Personal information
- Nickname: Oddball Swordsman (괴짜검객)
- Nationality: South Korean
- Born: 24 October 1981 (age 44)

Sport
- Country: South Korea
- Sport: Fencing

Medal record
Men's fencing
Representing South Korea
Olympic Games
| Bronze medal – third place | 2012 London | Foil |
World Championships
| Bronze medal – third place | 2007 St. Petersburg | Team foil |
Asian Games
| Gold medal – first place | 2010 Guangzhou | Foil |
| Silver medal – second place | 2006 Doha | Team foil |
| Bronze medal – third place | 2010 Guangzhou | Team foil |

= Choi Byung-chul =

South Korean fencer (born 1981)

Choi Byung-Chul (/ko/; born October 24, 1981) is a South Korean foil fencer.
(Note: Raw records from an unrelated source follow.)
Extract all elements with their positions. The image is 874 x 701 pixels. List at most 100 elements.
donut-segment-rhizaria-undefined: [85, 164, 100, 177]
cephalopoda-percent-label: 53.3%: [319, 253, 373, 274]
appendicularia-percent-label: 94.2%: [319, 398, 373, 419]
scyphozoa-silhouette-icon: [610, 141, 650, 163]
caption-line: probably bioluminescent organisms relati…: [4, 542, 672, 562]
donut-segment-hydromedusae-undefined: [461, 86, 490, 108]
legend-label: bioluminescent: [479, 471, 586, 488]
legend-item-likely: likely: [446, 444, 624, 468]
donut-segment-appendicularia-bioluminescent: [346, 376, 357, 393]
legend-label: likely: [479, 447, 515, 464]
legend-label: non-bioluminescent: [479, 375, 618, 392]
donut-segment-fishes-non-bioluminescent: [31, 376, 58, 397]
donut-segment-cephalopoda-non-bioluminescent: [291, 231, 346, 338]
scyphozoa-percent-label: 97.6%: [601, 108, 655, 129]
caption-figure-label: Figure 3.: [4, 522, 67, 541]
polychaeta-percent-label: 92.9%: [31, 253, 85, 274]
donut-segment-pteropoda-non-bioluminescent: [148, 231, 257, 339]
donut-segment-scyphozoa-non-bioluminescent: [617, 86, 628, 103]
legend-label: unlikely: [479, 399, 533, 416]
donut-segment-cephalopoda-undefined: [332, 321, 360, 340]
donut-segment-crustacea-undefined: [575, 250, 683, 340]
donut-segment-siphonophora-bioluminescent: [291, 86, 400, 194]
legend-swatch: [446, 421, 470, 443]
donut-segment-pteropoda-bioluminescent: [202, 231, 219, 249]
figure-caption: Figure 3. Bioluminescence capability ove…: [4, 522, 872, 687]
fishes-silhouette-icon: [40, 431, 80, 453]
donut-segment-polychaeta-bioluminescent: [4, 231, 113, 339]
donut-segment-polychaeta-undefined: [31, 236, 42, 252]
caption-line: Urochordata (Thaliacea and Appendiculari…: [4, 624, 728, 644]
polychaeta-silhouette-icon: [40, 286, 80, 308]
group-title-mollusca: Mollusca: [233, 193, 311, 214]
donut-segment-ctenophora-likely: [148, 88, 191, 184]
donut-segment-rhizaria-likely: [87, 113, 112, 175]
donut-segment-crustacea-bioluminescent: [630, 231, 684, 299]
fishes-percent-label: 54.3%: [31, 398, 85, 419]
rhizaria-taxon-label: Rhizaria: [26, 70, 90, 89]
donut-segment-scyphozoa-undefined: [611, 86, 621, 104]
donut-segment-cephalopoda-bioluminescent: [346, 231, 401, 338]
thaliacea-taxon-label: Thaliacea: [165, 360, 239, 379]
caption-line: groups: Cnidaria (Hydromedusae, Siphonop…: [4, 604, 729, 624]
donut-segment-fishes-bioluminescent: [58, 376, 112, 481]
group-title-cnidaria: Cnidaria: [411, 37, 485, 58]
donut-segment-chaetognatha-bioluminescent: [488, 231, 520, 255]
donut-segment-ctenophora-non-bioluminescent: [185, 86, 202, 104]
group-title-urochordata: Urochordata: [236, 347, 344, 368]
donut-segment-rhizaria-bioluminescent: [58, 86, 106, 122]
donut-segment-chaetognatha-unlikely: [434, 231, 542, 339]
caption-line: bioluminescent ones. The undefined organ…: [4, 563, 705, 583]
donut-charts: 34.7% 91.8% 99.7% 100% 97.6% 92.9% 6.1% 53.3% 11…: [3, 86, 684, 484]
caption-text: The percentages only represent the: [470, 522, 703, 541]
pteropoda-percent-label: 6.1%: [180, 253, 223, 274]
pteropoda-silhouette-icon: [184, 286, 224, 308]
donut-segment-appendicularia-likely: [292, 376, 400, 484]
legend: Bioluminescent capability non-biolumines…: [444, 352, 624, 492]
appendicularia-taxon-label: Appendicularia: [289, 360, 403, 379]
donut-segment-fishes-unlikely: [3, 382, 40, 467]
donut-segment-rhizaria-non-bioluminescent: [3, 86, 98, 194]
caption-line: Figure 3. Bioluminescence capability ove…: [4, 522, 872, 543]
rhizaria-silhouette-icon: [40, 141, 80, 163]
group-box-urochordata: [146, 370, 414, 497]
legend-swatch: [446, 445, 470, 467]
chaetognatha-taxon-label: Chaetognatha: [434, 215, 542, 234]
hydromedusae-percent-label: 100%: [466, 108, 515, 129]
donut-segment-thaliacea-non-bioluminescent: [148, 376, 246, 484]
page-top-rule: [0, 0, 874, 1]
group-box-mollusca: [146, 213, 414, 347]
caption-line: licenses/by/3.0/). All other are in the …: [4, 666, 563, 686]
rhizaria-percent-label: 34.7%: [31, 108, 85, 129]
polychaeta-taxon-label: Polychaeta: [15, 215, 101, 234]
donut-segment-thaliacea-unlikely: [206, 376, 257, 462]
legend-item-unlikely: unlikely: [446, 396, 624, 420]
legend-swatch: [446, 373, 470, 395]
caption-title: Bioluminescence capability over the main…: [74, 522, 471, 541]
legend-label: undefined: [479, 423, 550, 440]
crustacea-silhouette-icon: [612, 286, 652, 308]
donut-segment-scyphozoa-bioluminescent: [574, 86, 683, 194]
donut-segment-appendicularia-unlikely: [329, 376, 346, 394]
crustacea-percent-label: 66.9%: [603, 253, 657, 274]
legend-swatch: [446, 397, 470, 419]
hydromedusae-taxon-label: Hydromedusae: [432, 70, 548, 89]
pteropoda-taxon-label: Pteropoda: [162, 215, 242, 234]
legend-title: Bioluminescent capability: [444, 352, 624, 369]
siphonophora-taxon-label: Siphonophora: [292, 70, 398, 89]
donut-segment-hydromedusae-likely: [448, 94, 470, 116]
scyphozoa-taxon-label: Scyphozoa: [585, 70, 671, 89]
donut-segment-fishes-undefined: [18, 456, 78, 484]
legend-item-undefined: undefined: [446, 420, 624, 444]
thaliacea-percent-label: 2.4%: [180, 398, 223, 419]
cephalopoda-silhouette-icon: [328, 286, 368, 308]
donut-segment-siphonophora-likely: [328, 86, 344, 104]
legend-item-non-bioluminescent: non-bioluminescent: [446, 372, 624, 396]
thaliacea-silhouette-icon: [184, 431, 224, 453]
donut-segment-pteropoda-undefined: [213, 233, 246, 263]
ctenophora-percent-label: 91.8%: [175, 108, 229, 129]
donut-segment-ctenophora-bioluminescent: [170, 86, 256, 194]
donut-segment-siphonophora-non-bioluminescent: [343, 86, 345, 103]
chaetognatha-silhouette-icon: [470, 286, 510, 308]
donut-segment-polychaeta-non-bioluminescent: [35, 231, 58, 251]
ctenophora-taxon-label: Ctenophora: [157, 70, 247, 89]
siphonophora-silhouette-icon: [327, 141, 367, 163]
Choi made his first major international appearance by winning gold in the individual foil and bronze in the team foil at the 2001 Junior World Fencing Championships. In 2007, he won the bronze medal in the foil team event at the World Fencing Championships in Saint Petersburg, Russia.

Choi qualified for the 2008 Beijing Olympics for the men's individual foil competition. On August 13, 2008, he had a 15–14 loss to the eventual silver medalist Yuki Ota of Japan in the round of 16. Choi then participated in the 2012 London Olympics and on July 31, 2012, he lost to Alaaeldin Abouelkassem in the semi-final, but beat Andrea Baldini in the bronze medal match to finally capture the bronze medal.